Dr Ruediger Kapitza, CEO of DMG Mori Seiki AG, also announced that the German company had hit its targets for the 2014 calendar year announced in October (€2.3 billion, sales of about €2.2 billion and EBIT profit of €175 million). “That is record order intake, record turnover, record results,” he said, adding: “This is the best result in our 143 year history, and I am really very proud of that.” He said that more information would be released in the financial press conference in March.
By that point, the combined centre of gravity of the whole group may have shifted to Japan. Starting in mid-February, DMG Mori Seiki Co (the Japanese company) will offer €27.50 per public share, with an intention to acquire 50% of company shares, up from the 26.5% it currently holds.

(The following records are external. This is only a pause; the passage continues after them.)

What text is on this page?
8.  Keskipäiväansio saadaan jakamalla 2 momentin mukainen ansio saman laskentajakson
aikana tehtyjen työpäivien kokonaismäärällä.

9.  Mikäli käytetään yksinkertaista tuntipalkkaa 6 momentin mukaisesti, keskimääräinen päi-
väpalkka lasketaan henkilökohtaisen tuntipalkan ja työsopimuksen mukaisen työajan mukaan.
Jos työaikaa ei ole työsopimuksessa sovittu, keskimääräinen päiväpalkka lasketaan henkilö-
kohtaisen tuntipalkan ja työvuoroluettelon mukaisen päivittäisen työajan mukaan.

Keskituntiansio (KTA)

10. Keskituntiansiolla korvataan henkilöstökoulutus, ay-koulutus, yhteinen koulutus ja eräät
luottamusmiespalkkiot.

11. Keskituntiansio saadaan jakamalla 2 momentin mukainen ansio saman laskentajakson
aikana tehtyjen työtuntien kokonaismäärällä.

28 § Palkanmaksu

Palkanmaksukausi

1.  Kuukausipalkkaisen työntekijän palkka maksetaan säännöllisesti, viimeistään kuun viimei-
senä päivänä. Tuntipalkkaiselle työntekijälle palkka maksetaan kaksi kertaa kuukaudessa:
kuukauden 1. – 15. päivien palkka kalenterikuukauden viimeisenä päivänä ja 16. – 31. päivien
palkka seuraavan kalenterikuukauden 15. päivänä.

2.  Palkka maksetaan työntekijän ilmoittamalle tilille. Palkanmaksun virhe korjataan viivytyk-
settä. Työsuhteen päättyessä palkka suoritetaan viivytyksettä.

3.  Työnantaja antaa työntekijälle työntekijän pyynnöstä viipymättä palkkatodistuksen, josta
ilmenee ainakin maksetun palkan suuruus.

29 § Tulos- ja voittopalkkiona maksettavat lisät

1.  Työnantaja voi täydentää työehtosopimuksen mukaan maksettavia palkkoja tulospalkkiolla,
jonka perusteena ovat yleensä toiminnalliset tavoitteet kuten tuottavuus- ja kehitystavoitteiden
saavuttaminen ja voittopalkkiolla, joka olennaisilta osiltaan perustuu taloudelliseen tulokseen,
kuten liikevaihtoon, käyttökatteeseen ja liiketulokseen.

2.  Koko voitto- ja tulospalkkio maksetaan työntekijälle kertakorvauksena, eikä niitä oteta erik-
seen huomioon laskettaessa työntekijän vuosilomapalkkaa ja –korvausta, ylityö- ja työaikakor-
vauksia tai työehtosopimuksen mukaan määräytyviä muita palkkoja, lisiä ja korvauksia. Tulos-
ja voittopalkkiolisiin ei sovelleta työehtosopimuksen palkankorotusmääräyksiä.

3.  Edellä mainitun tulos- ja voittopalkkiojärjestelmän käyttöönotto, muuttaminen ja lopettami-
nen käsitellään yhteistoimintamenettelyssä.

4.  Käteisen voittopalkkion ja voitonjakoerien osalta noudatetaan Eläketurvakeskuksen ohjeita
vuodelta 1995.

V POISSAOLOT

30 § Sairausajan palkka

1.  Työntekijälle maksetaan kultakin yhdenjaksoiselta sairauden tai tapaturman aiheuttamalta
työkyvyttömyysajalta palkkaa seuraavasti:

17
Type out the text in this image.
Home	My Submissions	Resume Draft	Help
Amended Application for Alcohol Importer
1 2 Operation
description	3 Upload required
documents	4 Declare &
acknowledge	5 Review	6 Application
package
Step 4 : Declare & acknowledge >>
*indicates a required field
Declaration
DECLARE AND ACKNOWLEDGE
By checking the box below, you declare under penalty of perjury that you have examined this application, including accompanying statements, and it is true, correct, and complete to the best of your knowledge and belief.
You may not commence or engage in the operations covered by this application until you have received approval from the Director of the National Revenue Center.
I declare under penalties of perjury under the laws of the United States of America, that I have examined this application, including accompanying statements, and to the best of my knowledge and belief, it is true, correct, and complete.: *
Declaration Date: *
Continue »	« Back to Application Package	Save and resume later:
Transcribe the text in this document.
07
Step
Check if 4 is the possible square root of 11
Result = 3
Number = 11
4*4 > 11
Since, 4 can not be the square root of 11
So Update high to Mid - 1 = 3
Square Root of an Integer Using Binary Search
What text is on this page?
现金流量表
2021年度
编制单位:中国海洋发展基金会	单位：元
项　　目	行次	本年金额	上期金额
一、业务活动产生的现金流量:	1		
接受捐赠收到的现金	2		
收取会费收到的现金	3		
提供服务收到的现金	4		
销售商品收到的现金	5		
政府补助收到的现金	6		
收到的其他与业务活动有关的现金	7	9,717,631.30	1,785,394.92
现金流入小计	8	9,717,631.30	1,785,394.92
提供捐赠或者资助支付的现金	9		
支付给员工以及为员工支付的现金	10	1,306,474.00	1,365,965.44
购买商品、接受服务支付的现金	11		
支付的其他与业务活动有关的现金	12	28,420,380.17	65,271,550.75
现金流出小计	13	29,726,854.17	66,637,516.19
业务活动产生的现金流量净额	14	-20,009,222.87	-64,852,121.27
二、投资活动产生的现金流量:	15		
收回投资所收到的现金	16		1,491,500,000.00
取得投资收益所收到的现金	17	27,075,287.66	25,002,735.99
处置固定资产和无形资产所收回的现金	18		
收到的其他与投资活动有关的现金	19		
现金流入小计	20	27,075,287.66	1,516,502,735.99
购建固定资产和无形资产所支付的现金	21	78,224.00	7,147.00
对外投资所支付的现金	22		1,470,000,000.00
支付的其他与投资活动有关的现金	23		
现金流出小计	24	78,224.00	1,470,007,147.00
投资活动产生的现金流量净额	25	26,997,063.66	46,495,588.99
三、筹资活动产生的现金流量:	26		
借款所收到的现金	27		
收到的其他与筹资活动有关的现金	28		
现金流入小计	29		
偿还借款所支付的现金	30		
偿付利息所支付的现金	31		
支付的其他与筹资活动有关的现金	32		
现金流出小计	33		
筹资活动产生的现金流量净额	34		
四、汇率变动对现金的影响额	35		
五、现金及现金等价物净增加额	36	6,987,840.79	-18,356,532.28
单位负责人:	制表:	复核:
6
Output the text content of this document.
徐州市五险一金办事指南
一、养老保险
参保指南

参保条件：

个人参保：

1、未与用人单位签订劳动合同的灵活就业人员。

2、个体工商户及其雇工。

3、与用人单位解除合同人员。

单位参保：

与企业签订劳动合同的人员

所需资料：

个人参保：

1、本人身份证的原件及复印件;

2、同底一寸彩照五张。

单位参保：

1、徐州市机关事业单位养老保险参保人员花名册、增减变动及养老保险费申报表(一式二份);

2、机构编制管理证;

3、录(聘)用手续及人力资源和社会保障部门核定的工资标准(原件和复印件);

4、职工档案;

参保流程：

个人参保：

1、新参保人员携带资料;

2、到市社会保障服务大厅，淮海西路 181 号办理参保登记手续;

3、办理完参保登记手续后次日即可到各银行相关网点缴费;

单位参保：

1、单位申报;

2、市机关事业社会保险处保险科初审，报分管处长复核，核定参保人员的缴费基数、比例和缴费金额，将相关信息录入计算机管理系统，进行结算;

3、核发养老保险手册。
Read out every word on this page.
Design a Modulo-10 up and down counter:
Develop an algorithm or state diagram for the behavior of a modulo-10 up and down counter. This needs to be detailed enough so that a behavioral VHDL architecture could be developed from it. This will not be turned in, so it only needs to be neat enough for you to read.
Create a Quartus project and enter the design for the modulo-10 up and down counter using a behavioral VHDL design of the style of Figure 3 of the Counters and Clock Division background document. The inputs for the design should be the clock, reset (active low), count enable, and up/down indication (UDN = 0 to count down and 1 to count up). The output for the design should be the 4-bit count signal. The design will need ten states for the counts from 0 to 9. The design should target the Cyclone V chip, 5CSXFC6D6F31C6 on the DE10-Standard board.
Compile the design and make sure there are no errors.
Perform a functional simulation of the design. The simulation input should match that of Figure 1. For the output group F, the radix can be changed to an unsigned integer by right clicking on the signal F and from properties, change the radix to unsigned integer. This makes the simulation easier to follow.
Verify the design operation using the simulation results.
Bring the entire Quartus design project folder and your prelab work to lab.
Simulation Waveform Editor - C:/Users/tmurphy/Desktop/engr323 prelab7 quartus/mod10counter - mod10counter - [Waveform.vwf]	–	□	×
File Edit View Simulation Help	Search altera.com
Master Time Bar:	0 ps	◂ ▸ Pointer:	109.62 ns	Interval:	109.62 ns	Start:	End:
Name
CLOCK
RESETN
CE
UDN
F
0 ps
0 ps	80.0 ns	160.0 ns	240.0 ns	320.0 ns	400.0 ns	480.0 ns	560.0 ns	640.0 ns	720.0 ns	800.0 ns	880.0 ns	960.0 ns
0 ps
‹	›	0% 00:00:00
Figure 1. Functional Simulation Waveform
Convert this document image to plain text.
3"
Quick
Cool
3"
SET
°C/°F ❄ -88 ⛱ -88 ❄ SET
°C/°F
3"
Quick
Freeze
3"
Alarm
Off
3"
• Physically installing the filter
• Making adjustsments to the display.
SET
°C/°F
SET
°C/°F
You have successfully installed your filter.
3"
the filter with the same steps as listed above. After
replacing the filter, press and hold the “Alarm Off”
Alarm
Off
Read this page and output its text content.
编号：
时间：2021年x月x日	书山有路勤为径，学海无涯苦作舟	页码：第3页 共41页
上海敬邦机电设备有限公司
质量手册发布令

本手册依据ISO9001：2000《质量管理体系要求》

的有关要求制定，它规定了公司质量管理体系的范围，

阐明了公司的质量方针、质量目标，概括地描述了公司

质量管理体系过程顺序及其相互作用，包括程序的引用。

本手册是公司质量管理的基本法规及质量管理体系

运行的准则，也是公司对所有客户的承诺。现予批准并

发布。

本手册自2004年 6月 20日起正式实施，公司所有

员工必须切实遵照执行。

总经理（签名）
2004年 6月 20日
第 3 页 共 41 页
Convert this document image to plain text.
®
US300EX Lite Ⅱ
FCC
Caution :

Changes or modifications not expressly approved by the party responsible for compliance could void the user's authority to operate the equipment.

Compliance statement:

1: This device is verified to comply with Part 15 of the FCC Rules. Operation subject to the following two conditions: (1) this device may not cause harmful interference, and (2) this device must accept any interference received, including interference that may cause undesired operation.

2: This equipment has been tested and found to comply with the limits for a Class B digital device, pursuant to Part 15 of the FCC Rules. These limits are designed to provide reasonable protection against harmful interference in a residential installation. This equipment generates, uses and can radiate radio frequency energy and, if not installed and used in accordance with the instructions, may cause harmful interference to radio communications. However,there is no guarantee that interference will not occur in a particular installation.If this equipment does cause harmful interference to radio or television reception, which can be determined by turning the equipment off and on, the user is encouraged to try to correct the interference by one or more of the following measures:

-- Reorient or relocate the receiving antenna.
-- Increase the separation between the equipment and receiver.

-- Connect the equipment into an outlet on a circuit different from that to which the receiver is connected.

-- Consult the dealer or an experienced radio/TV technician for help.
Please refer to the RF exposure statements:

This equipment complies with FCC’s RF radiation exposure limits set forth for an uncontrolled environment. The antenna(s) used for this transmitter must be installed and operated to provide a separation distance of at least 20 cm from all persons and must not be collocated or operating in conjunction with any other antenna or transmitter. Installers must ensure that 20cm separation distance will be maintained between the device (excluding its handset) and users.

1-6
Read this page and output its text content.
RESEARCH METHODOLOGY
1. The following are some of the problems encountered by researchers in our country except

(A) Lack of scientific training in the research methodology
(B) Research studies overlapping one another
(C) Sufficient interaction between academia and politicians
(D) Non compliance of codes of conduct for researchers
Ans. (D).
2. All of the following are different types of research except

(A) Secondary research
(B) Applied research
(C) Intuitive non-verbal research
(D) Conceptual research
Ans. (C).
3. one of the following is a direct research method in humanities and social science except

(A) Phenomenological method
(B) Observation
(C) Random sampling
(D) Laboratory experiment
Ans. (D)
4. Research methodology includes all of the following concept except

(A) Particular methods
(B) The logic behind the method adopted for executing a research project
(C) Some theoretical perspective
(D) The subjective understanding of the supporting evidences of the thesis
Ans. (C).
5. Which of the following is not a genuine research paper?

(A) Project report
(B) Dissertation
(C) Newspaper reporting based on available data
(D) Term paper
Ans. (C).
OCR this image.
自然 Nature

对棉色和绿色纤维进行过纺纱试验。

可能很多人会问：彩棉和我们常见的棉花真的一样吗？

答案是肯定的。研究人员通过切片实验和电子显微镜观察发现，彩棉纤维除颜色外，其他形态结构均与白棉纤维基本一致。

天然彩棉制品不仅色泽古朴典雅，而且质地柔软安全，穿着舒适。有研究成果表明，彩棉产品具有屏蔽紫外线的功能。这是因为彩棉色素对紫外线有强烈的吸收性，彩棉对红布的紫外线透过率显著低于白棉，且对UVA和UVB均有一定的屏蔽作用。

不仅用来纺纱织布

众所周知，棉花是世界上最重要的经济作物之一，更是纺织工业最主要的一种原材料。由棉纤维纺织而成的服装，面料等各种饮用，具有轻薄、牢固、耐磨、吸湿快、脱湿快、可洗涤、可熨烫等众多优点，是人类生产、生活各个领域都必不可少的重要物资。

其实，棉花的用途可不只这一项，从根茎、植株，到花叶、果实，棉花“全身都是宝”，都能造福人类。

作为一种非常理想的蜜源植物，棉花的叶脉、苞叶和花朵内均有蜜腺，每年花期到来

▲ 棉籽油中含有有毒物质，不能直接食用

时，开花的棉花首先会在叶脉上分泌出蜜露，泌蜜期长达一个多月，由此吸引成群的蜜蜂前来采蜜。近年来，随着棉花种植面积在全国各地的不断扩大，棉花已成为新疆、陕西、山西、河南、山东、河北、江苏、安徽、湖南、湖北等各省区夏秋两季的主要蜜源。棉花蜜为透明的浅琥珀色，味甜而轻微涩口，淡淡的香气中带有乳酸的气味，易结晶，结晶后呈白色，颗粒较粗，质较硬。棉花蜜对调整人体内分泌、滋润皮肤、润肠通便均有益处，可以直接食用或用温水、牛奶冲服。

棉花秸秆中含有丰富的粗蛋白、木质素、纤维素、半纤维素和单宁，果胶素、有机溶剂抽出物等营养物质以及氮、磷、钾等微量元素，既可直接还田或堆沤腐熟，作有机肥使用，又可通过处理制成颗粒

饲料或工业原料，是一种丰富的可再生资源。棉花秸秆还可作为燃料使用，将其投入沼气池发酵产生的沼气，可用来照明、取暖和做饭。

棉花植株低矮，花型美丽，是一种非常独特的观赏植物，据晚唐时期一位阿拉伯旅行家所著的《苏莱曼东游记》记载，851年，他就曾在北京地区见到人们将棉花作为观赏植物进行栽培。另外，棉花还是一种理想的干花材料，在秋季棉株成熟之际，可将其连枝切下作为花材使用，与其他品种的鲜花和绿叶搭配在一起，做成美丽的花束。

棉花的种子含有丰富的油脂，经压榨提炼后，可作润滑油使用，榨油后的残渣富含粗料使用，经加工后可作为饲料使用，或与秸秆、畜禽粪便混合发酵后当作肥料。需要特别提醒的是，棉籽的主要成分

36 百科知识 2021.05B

Kapitza explained the rationale behind the move to bring the two companies even closer together. “50% is important. Why? We’re going to reach so many different topics; CELOS [a common CNC operator interface], joint IT, and we’re now really digging into things; we have to somehow hedge our efforts, because once our IT systems are together you can’t separate them anymore.”
He said that the companies have been seeking a way to merge for several years, following their cooperation that started in 2009, and considered several other methods before choosing this one. They considered establishing a new joint company and moving both operations into it, but several million Euros in transaction costs and the different shareholder laws in Germany and Japan created huge uncertainties that threatened the viability of the action. The pair also considered the German company taking over the Japanese one, but rejected it because it owns so little of the Japanese company – 9.6% – and because of German banking regulations, which were found to be less friendly than those in Japan.
So the only real surprise has been the timing; the merger had been scheduled to occur by 2020. It was changed to take advantage of favourable low interest rates, as finance is required to support the share purchase. Dr Masahiko Mori, CEO of DMG Mori Seiki Co, said: “I don’t want to borrow from the bank, but I have to; I want to minimise the money [cost] for the sustainability of the two groups coming together.”
Mori said that the offer price was chosen to be fair to company stakeholders, not day traders. “I have no responsibility to [short-term] shareholders. I have a responsibility for my customers, employees, and long-term shareholders [such as] typical German people, who have been shareholders in Gildemeister over the last 20 years. The average purchase price of the shares has been less than €15; that is why I offered €27.50. It is still a high price for me, but we have to show respect for the long-term shareholders.” He said later that he would not raise the offer price; the share value rose above it after news of the plan emerged in the last few weeks.
During the press conference, Kapitza strongly denied that DMG Mori AG would lose its identity as a result of the takeover. “We have to face global challenges and look to the future. A lot of people talk about globalisation, but hardly anybody is truly global.” He added: “Mori is also a name that is known, at Bielefeld [northern Germany, location of the Gildemeister plant] and elsewhere. Employees will see that they have safe jobs now, and in the future. They will also see that we are strong.” And he added later: “Just hankering after the past, personal emotions, is not businesslike.”
Although DMG Mori AG will post record results for 2014, Kapitza said that this performance is unlikely to be repeated in 2015, owing to global volatility. For example, the fall in the value of the Russian rouble, the Swiss franc and the Danish krone, and uncertainty relating to the European and American embargo on Russia over eastern Ukraine. However, in the latter part of the year, the company is planning to open an Ecoline machine assembly factory in Ulyanovsk, southeast of Moscow, which will offset some of the currency issues in the case of Russia.